4 min read

Machine Learning from Scratch: Linear Regression

Table of Contents

Introduction

In this blog post, I’ll be implementing linear regression from scratch in Python. This will be the first in the series of “Machine Learning from Scratch” posts, where I’ll be implementing various machine learning algorithms without using external libraries like scikit-learn, PyTorch or TensorFlow.

I’m doing this in order to understand the underlying concepts of machine learning algorithms and to gain a deeper understanding of how they work under the hood. In the process, I hope to improve my coding skills and learn more about the mathematical concepts behind these algorithms. Additionally, if this helps someone else in their learning journey, that would be great!

Let’s start with a brief overview of Linear Regression.

Linear Regression

Linear regression is a simple machine learning model that is used to predict a continuous target variable based on one or more input features. The model assumes a linear relationship between the input features and the target variable. The goal of linear regression is to find the best-fitting line that minimizes the sum of the squared errors between the predicted and actual values.

Implementation

Let’s move on to the implementation. I’m using numpy for numerical computations and matplotlib for plotting the results. In order to test the model, I’ll be using train_test_split and datasets from scikit-learn to generate some synthetic data.

To implement Linear Regression, I’ll be defining a class LinearRegression with the following methods:

  • __init__: Constructor method to initialize the learning rate and number of iterations.
  • fit: Method to train the model on the training data.
  • predict: Method to make predictions on the test data.
import numpy as np
from sklearn.model_selection import train_test_split
from sklearn import datasets
import matplotlib.pyplot as plt

class LinearRegression:
    def __init__(self, lr=0.001, num_iter=1000):
        self.lr = lr
        self.num_iter = num_iter
        self.weights = None
        self.bias = None

    def fit(self, X, y):
        num_samples, num_features = X.shape
        self.weights = np.zeros(num_features)
        self.bias = 0

        for _ in range(self.num_iter):
            y_pred = np.dot(X, self.weights) + self.bias

            dw = (1/num_samples) * np.dot(X.T, (y_pred - y))
            db = (1/num_samples) * np.sum(y_pred - y)
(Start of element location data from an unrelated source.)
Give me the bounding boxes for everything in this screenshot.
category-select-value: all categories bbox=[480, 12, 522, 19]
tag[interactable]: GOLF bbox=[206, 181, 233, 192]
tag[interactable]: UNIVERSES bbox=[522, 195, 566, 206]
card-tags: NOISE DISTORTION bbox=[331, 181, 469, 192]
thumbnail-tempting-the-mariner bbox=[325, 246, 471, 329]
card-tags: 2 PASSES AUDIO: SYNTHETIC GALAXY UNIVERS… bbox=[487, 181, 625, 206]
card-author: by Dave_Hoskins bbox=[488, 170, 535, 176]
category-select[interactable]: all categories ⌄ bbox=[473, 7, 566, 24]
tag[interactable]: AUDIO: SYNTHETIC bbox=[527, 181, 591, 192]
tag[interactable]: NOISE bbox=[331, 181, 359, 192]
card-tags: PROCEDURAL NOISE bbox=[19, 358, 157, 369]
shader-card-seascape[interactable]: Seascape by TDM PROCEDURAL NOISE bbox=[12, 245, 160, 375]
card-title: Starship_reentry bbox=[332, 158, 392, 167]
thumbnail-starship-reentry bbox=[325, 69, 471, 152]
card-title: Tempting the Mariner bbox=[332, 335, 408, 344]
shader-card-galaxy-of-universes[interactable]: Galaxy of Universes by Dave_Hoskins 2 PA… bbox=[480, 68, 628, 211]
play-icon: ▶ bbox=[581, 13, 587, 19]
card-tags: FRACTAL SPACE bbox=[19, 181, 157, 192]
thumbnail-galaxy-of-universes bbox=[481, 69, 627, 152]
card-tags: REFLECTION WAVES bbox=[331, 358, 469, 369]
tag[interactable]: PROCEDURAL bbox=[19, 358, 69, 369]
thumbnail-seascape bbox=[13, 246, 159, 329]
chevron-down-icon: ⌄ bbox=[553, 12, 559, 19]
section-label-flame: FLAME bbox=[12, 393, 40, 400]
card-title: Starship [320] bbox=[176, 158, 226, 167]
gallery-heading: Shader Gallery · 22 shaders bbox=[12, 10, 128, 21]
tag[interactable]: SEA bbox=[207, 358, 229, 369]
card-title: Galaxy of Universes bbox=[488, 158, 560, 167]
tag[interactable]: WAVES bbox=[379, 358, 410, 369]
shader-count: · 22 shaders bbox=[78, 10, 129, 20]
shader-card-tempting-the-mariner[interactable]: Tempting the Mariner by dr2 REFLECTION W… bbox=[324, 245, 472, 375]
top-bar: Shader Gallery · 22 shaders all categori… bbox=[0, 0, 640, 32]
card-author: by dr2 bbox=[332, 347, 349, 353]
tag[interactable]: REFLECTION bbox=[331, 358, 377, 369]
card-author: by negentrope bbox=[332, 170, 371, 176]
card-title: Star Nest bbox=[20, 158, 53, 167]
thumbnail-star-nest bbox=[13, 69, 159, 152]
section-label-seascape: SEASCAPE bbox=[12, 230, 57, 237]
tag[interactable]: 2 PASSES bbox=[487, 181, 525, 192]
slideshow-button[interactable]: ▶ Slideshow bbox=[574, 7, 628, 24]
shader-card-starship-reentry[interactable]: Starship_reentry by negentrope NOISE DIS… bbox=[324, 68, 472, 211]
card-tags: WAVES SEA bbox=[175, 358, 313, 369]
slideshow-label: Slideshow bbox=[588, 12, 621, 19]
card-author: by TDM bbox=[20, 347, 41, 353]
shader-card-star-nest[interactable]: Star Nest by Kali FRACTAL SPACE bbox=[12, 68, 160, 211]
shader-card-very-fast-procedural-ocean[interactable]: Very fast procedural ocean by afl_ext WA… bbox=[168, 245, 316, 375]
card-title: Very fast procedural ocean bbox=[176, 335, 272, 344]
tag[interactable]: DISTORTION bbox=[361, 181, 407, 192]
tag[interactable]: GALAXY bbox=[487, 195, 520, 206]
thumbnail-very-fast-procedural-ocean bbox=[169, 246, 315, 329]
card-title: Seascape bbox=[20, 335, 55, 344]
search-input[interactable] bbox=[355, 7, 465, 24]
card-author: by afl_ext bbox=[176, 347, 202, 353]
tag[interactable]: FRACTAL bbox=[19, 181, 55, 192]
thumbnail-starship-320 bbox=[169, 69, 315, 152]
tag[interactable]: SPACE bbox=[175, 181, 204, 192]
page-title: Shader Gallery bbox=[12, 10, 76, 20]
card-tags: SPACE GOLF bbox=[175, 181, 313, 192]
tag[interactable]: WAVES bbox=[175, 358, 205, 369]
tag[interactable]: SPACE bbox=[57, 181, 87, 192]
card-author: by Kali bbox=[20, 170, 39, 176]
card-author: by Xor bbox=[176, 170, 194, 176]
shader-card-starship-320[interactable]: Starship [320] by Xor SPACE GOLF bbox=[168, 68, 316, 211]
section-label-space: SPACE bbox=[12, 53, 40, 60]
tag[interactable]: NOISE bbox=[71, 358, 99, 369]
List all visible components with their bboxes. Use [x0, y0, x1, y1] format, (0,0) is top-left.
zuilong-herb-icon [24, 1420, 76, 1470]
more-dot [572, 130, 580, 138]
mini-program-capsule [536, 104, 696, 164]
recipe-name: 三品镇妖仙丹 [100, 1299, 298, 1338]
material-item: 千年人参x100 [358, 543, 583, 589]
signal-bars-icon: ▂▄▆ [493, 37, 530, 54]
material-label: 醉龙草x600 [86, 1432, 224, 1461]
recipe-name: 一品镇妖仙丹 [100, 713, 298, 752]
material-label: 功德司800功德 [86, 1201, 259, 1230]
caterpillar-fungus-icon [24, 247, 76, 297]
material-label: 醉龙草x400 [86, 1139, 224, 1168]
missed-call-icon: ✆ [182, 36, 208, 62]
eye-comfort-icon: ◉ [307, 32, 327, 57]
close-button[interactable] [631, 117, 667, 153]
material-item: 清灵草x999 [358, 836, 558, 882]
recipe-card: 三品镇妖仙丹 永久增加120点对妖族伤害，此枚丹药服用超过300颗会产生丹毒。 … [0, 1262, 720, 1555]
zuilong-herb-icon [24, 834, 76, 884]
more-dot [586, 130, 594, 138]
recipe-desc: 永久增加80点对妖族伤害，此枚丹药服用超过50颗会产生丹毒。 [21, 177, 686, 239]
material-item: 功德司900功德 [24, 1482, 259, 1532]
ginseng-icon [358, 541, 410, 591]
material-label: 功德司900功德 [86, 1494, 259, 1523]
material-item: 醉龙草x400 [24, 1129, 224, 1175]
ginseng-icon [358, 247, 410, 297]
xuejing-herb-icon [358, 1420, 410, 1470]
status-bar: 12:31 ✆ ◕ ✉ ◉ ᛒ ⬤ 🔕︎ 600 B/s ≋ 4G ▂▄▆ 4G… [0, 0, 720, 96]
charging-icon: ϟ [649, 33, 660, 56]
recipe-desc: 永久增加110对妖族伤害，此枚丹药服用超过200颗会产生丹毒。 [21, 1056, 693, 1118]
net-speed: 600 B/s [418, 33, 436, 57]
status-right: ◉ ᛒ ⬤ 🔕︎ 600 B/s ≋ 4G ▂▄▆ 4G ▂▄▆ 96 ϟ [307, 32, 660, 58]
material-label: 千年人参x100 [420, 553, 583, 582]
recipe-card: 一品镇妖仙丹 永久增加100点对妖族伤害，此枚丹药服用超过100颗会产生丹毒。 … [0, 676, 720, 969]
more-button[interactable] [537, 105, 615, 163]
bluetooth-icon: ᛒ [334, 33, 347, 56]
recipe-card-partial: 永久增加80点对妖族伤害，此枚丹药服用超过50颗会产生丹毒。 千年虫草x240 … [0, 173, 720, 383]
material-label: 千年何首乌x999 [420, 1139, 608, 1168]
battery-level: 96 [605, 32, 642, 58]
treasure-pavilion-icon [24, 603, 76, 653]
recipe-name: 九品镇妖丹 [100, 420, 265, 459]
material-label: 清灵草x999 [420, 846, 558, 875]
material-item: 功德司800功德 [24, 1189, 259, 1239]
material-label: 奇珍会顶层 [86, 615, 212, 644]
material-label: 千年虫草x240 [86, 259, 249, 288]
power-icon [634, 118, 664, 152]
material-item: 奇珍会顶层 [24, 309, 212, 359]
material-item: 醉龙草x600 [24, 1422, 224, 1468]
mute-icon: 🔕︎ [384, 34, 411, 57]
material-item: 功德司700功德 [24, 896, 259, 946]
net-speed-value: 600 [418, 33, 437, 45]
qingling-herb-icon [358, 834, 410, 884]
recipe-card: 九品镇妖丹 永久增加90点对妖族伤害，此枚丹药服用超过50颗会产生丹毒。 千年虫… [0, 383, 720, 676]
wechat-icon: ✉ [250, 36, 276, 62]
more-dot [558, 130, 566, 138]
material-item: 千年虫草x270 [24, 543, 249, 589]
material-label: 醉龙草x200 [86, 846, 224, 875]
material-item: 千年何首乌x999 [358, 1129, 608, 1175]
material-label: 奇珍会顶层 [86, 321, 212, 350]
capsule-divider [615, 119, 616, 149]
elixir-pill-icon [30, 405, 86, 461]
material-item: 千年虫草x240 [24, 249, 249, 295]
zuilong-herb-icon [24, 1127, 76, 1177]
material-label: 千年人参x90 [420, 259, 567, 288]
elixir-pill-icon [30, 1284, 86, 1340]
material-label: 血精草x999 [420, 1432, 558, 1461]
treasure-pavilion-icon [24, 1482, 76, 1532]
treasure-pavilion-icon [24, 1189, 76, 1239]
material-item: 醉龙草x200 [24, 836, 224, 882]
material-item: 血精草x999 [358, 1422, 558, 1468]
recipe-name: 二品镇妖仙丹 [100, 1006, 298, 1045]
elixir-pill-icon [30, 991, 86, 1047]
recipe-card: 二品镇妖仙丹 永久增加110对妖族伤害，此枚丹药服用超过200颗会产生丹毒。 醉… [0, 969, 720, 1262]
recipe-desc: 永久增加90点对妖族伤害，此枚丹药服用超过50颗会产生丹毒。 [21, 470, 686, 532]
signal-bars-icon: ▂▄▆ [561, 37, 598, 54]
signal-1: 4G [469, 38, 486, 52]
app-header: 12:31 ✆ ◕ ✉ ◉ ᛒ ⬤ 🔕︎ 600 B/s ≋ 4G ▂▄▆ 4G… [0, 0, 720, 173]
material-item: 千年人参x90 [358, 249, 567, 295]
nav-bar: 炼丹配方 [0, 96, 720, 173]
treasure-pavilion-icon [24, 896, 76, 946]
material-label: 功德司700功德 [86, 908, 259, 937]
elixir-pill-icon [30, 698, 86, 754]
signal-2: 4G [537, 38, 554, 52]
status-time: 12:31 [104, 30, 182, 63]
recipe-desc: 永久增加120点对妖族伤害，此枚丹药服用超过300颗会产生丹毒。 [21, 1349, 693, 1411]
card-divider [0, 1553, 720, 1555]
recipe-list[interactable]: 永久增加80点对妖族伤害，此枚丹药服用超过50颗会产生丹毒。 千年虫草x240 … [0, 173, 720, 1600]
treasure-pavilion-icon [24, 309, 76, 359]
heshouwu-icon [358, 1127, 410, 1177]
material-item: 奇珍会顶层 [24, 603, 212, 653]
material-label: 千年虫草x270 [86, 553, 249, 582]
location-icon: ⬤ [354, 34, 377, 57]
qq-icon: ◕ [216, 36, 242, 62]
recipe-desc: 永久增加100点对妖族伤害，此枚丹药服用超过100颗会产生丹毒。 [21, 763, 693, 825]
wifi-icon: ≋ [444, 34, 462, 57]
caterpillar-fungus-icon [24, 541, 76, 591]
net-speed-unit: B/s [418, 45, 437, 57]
            self.weights = self.weights - self.lr * dw
            self.bias = self.bias - self.lr * db

    def predict(self, X):
        y_pred = np.dot(X, self.weights) + self.bias
        return y_pred

Now that the class is defined, let’s test it on some synthetic data. We’ll generate some random data using datasets.make_regression and split it into training and testing sets using train_test_split. I’ve also created a helper function rmse to calculate the root mean squared error on the test set.

def rmse(y_test, predictions):
    return np.sqrt(np.mean((y_test - predictions)**2))


if __name__ == '__main__':
    X, y = datasets.make_regression(n_samples=100, n_features=1, noise=20, random_state=42)
    X_train, X_test, y_train, y_test = train_test_split(X, y, test_size=0.2, random_state=42)

    model = LinearRegression(lr=0.01, num_iter=5000)
    model.fit(X_train, y_train)
    predictions = model.predict(X_test)

    error = rmse(y_test, predictions)
    print(f"RMSE: {error}")

    y_pred_line = model.predict(X)
    fig = plt.figure(figsize=(8, 6))
    m1 = plt.scatter(X_train, y_train, s=10)
    m2 = plt.scatter(X_test, y_test, s=10)
    plt.plot(X, y_pred_line, color='black')
    plt.show()

Let’s take a look at the plot to see how well the model is performing:

Linear Regression Plot

The model seems to be doing a decent job at predicting the target variable based on the input features.

That’s all for this post. Thanks for reading!